Na vida moral e política as liberdades, as chamadas liberdades necessárias estão aniquiladas. A liberdade de imprensa tomou o aspecto de irresoluta timidez, diante das ameaças que lhe surgem, ou sob a forma de arruaças, ou sob o aspecto de contestações ministeriais, ásperas no tom, provocadoras nas reticências, insólitas nos epítetos. A liberdade de reunião só é praticamente realizável a apaniguados do governo; fora deles, é um perigo tentar pô-la em execução.

Mas esse povo abatido, humilhado, por mais enjoo que tenha aos seus ditadores, não pode de todo esquivar-se às relações com a administração pública. Qual o caráter predominante agora nessas relações? O desgosto, o constrangimento, porque ineptamente perturbaram todos os serviços nacionais. Invertendo o axioma de que a natureza e a política não fazem saltos, os recentes governos brasileiros desmantelaram o antigo edifício jurídico-administrativo.

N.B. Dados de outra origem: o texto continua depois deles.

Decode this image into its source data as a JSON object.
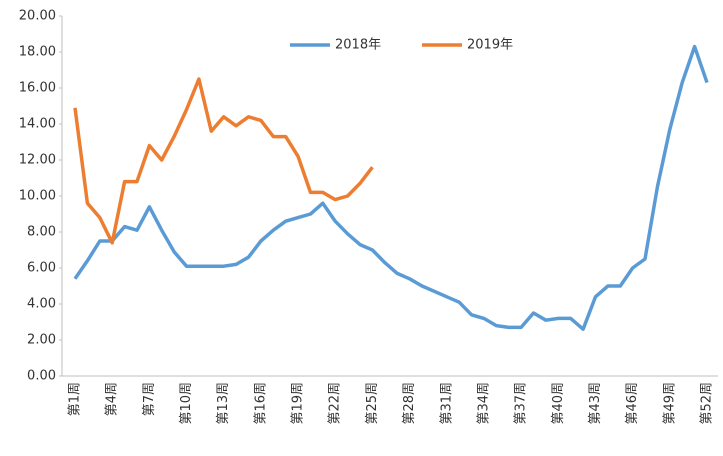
{
  "chart_data": {
    "type": "line",
    "categories": [
      "第1周",
      null,
      null,
      "第4周",
      null,
      null,
      "第7周",
      null,
      null,
      "第10周",
      null,
      null,
      "第13周",
      null,
      null,
      "第16周",
      null,
      null,
      "第19周",
      null,
      null,
      "第22周",
      null,
      null,
      "第25周",
      null,
      null,
      "第28周",
      null,
      null,
      "第31周",
      null,
      null,
      "第34周",
      null,
      null,
      "第37周",
      null,
      null,
      "第40周",
      null,
      null,
      "第43周",
      null,
      null,
      "第46周",
      null,
      null,
      "第49周",
      null,
      null,
      "第52周"
    ],
    "series": [
      {
        "name": "2018年",
        "color": "#5b9bd5",
        "values": [
          5.4,
          6.4,
          7.5,
          7.5,
          8.3,
          8.1,
          9.4,
          8.1,
          6.9,
          6.1,
          6.1,
          6.1,
          6.1,
          6.2,
          6.6,
          7.5,
          8.1,
          8.6,
          8.8,
          9.0,
          9.6,
          8.6,
          7.9,
          7.3,
          7.0,
          6.3,
          5.7,
          5.4,
          5.0,
          4.7,
          4.4,
          4.1,
          3.4,
          3.2,
          2.8,
          2.7,
          2.7,
          3.5,
          3.1,
          3.2,
          3.2,
          2.6,
          4.4,
          5.0,
          5.0,
          6.0,
          6.5,
          10.5,
          13.7,
          16.3,
          18.3,
          16.3
        ]
      },
      {
        "name": "2019年",
        "color": "#ed7d31",
        "values": [
          14.9,
          9.6,
          8.8,
          7.4,
          10.8,
          10.8,
          12.8,
          12.0,
          13.3,
          14.8,
          16.5,
          13.6,
          14.4,
          13.9,
          14.4,
          14.2,
          13.3,
          13.3,
          12.2,
          10.2,
          10.2,
          9.8,
          10.0,
          10.7,
          11.6,
          null,
          null,
          null,
          null,
          null,
          null,
          null,
          null,
          null,
          null,
          null,
          null,
          null,
          null,
          null,
          null,
          null,
          null,
          null,
          null,
          null,
          null,
          null,
          null,
          null,
          null,
          null
        ]
      }
    ],
    "ylim": [
      0,
      20
    ],
    "yticks": [
      {
        "value": 0,
        "label": "0.00"
      },
      {
        "value": 2,
        "label": "2.00"
      },
      {
        "value": 4,
        "label": "4.00"
      },
      {
        "value": 6,
        "label": "6.00"
      },
      {
        "value": 8,
        "label": "8.00"
      },
      {
        "value": 10,
        "label": "10.00"
      },
      {
        "value": 12,
        "label": "12.00"
      },
      {
        "value": 14,
        "label": "14.00"
      },
      {
        "value": 16,
        "label": "16.00"
      },
      {
        "value": 18,
        "label": "18.00"
      },
      {
        "value": 20,
        "label": "20.00"
      }
    ],
    "grid": false
  }
}
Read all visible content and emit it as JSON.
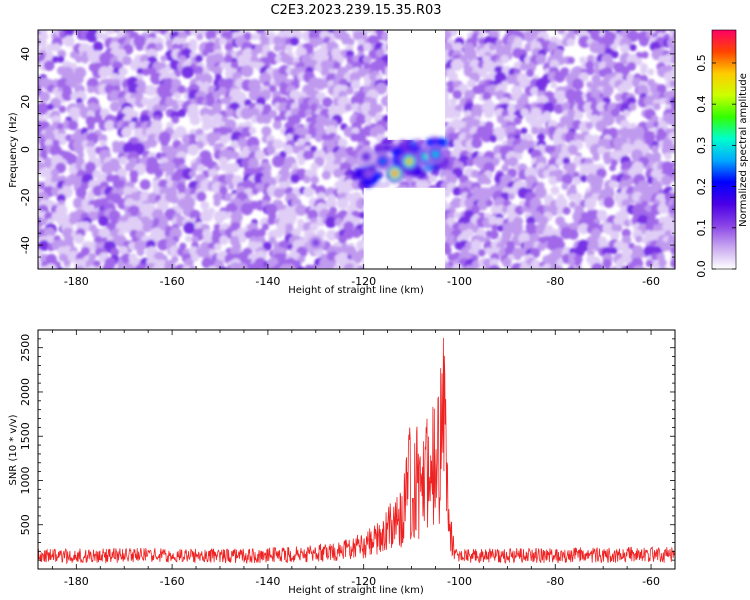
{
  "figure": {
    "title": "C2E3.2023.239.15.35.R03"
  },
  "chart_data": [
    {
      "type": "heatmap",
      "xlabel": "Height of straight line (km)",
      "ylabel": "Frequency (Hz)",
      "xlim": [
        -188,
        -55
      ],
      "ylim": [
        -50,
        50
      ],
      "xticks": [
        -180,
        -160,
        -140,
        -120,
        -100,
        -80,
        -60
      ],
      "yticks": [
        -40,
        -20,
        0,
        20,
        40
      ],
      "colorbar": {
        "label": "Normalized spectral amplitude",
        "range": [
          0.0,
          0.58
        ],
        "ticks": [
          0.0,
          0.1,
          0.2,
          0.3,
          0.4,
          0.5
        ],
        "colormap": [
          "#ffffff",
          "#c9a8f0",
          "#8a44e6",
          "#4a00e6",
          "#0000ff",
          "#00aaff",
          "#00ffcc",
          "#33ff00",
          "#ccff00",
          "#ffcc00",
          "#ff4400",
          "#ff0066"
        ]
      },
      "background_amplitude": [
        0.0,
        0.12
      ],
      "empty_regions": [
        {
          "x": [
            -120,
            -103
          ],
          "y": [
            -50,
            -16
          ]
        },
        {
          "x": [
            -115,
            -103
          ],
          "y": [
            4,
            50
          ]
        }
      ],
      "hotspots": [
        {
          "x": -113.5,
          "y": -10,
          "amplitude": 0.55
        },
        {
          "x": -110.5,
          "y": -5,
          "amplitude": 0.5
        },
        {
          "x": -107,
          "y": -3,
          "amplitude": 0.33
        },
        {
          "x": -105,
          "y": -2,
          "amplitude": 0.3
        },
        {
          "x": -116,
          "y": -5,
          "amplitude": 0.25
        },
        {
          "x": -119.5,
          "y": -3,
          "amplitude": 0.15
        },
        {
          "x": -130,
          "y": -39,
          "amplitude": 0.13
        }
      ]
    },
    {
      "type": "line",
      "xlabel": "Height of straight line (km)",
      "ylabel": "SNR (10 * v/v)",
      "xlim": [
        -188,
        -55
      ],
      "ylim": [
        0,
        2700
      ],
      "xticks": [
        -180,
        -160,
        -140,
        -120,
        -100,
        -80,
        -60
      ],
      "yticks": [
        500,
        1000,
        1500,
        2000,
        2500
      ],
      "color": "#ee2222",
      "series": [
        {
          "x": [
            -188,
            -170,
            -150,
            -135,
            -125,
            -120,
            -117,
            -114,
            -112,
            -111,
            -110.5,
            -110,
            -109,
            -108,
            -107,
            -106,
            -105,
            -104.3,
            -103.5,
            -103,
            -102.5,
            -102,
            -101,
            -100,
            -90,
            -80,
            -70,
            -55
          ],
          "values": [
            180,
            190,
            190,
            200,
            250,
            330,
            420,
            640,
            880,
            1350,
            1800,
            1000,
            1600,
            1100,
            1650,
            1400,
            2150,
            1800,
            2680,
            2100,
            1300,
            600,
            200,
            180,
            190,
            190,
            200,
            200
          ]
        }
      ]
    }
  ]
}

Embaraços em tudo, embaraços por toda a parte, dir-se-ia que a administração brasileira é a sistematização da delonga e da chicana…”.

O texto continua: é de Silvio Romero, na verdade Silvio Vasconcelos da Silveira Ramos Romero (1851-1914), jornalista, advogado e filósofo. Foi publicado em 7.2.1893. Alguma coincidência com o Brasil de 2022?